It was applied for book orders from small- and medium-sized businesses, with the government covering the remainder of delivery costs.

The €0.01 fee will be maintained for online orders of more than €35.

The increase of the delivery fee to €3 for smaller orders is aimed at encouraging people to return to the high street to buy their books, more specifically to local bookshops.

Despite this aim, the European Commission said in February it was unsure how the changes would “maintain a dense and diversified network" of bookshops and prop up "the diversity and quality of the publishing offer.”

It also said the French government failed to “provide an assessment of alternative, less restrictive measures” that would not impact online suppliers.

The move is one of a number of measures introduced by successive governments to protect independent bookstores – of which there are more than 3,500 in France – seen as a key element of France’s literary heritage.

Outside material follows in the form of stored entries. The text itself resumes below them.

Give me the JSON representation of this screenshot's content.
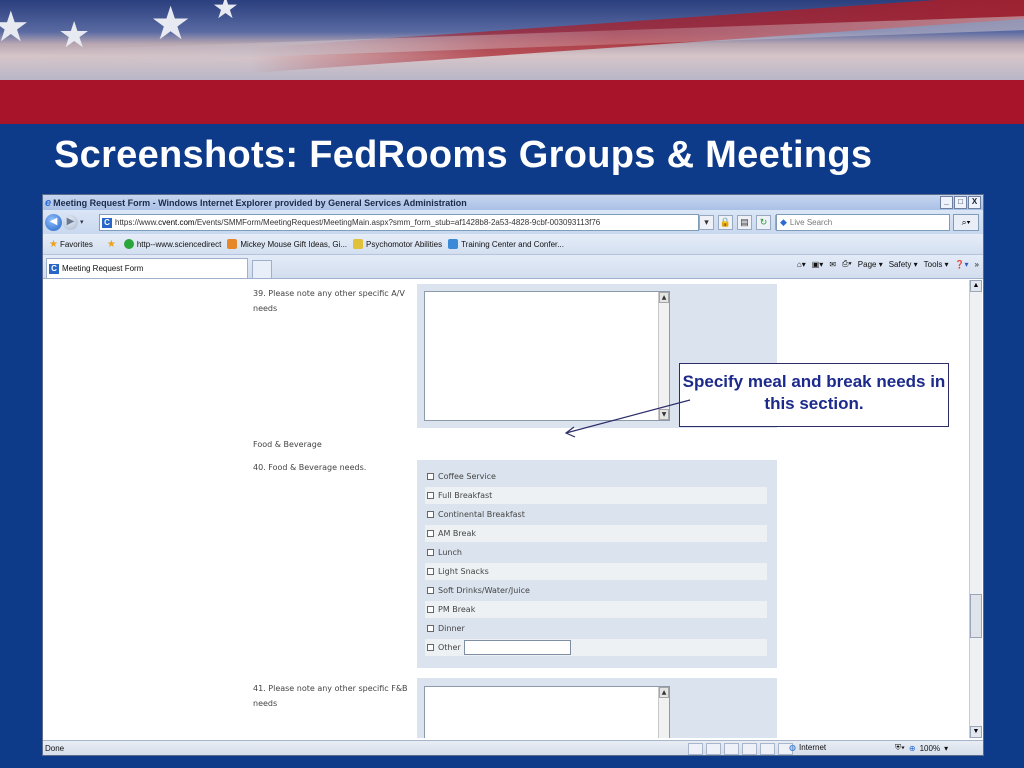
{
  "slide": {
    "title": "Screenshots: FedRooms Groups & Meetings",
    "callout": "Specify meal and break needs in this section."
  },
  "browser": {
    "window_title": "Meeting Request Form - Windows Internet Explorer provided by General Services Administration",
    "window_buttons": [
      "_",
      "□",
      "X"
    ],
    "address_prefix": "https://www.",
    "address_domain": "cvent.com",
    "address_path": "/Events/SMMForm/MeetingRequest/MeetingMain.aspx?smm_form_stub=af1428b8-2a53-4828-9cbf-003093113f76",
    "search_placeholder": "Live Search",
    "favorites": {
      "label": "Favorites",
      "items": [
        "http--www.sciencedirect",
        "Mickey Mouse Gift Ideas, Gi...",
        "Psychomotor Abilities",
        "Training Center and Confer..."
      ]
    },
    "tab_label": "Meeting Request Form",
    "command_bar": [
      "Page ▾",
      "Safety ▾",
      "Tools ▾"
    ],
    "status_text": "Done",
    "zone": "Internet",
    "zoom": "100%"
  },
  "form": {
    "q39_label": "39. Please note any other specific A/V needs",
    "section_header": "Food & Beverage",
    "q40_label": "40. Food & Beverage needs.",
    "q40_options": [
      "Coffee Service",
      "Full Breakfast",
      "Continental Breakfast",
      "AM Break",
      "Lunch",
      "Light Snacks",
      "Soft Drinks/Water/Juice",
      "PM Break",
      "Dinner",
      "Other"
    ],
    "q41_label": "41. Please note any other specific F&B needs"
  }
}
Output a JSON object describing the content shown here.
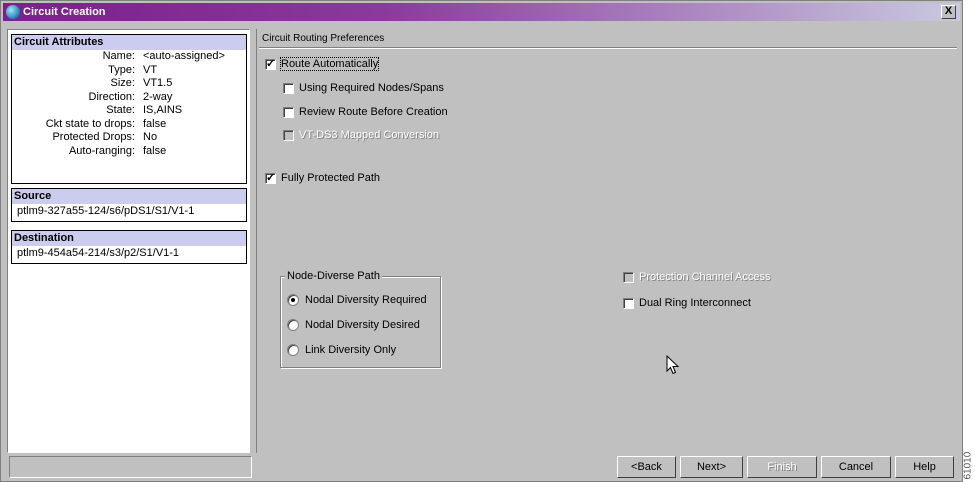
{
  "window": {
    "title": "Circuit Creation",
    "close_label": "X"
  },
  "summary": {
    "attributes_header": "Circuit Attributes",
    "attributes": [
      {
        "label": "Name:",
        "value": "<auto-assigned>"
      },
      {
        "label": "Type:",
        "value": "VT"
      },
      {
        "label": "Size:",
        "value": "VT1.5"
      },
      {
        "label": "Direction:",
        "value": "2-way"
      },
      {
        "label": "State:",
        "value": "IS,AINS"
      },
      {
        "label": "Ckt state to drops:",
        "value": "false"
      },
      {
        "label": "Protected Drops:",
        "value": "No"
      },
      {
        "label": "Auto-ranging:",
        "value": "false"
      }
    ],
    "source_header": "Source",
    "source_value": "ptlm9-327a55-124/s6/pDS1/S1/V1-1",
    "destination_header": "Destination",
    "destination_value": "ptlm9-454a54-214/s3/p2/S1/V1-1"
  },
  "routing": {
    "section_title": "Circuit Routing Preferences",
    "route_automatically": {
      "label": "Route Automatically",
      "checked": true
    },
    "using_required_nodes": {
      "label": "Using Required Nodes/Spans",
      "checked": false
    },
    "review_route": {
      "label": "Review Route Before Creation",
      "checked": false
    },
    "vt_ds3": {
      "label": "VT-DS3 Mapped Conversion",
      "checked": false,
      "enabled": false
    },
    "fully_protected": {
      "label": "Fully Protected Path",
      "checked": true
    },
    "node_diverse_group": "Node-Diverse Path",
    "diversity_options": [
      {
        "label": "Nodal Diversity Required",
        "selected": true
      },
      {
        "label": "Nodal Diversity Desired",
        "selected": false
      },
      {
        "label": "Link Diversity Only",
        "selected": false
      }
    ],
    "protection_channel": {
      "label": "Protection Channel Access",
      "checked": false,
      "enabled": false
    },
    "dual_ring": {
      "label": "Dual Ring Interconnect",
      "checked": false
    }
  },
  "buttons": {
    "back": "<Back",
    "next": "Next>",
    "finish": "Finish",
    "cancel": "Cancel",
    "help": "Help"
  },
  "watermark": "61010"
}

Read more: A record number of French bookshops opened last year

‘Readers and authors penalised’

The e-commerce giant already cast doubt on the measure when it was announced, but only announced its intention to take the case to court this week.

Introducing the fee “will penalise readers, authors and reading in general,” and “limit their access to books,” said Frédéric Duval, Managing Director of Amazon France.

Specifically, Amazon highlights its importance in improving access to literature in areas without bookshops.

“Almost one book in two sold by Amazon is sent to small towns and rural areas, i.e. areas that often have no bookshop,” the company said in a press release.

The company did state it was in favour of introducing a “dedicated postal tariff” for delivery costs.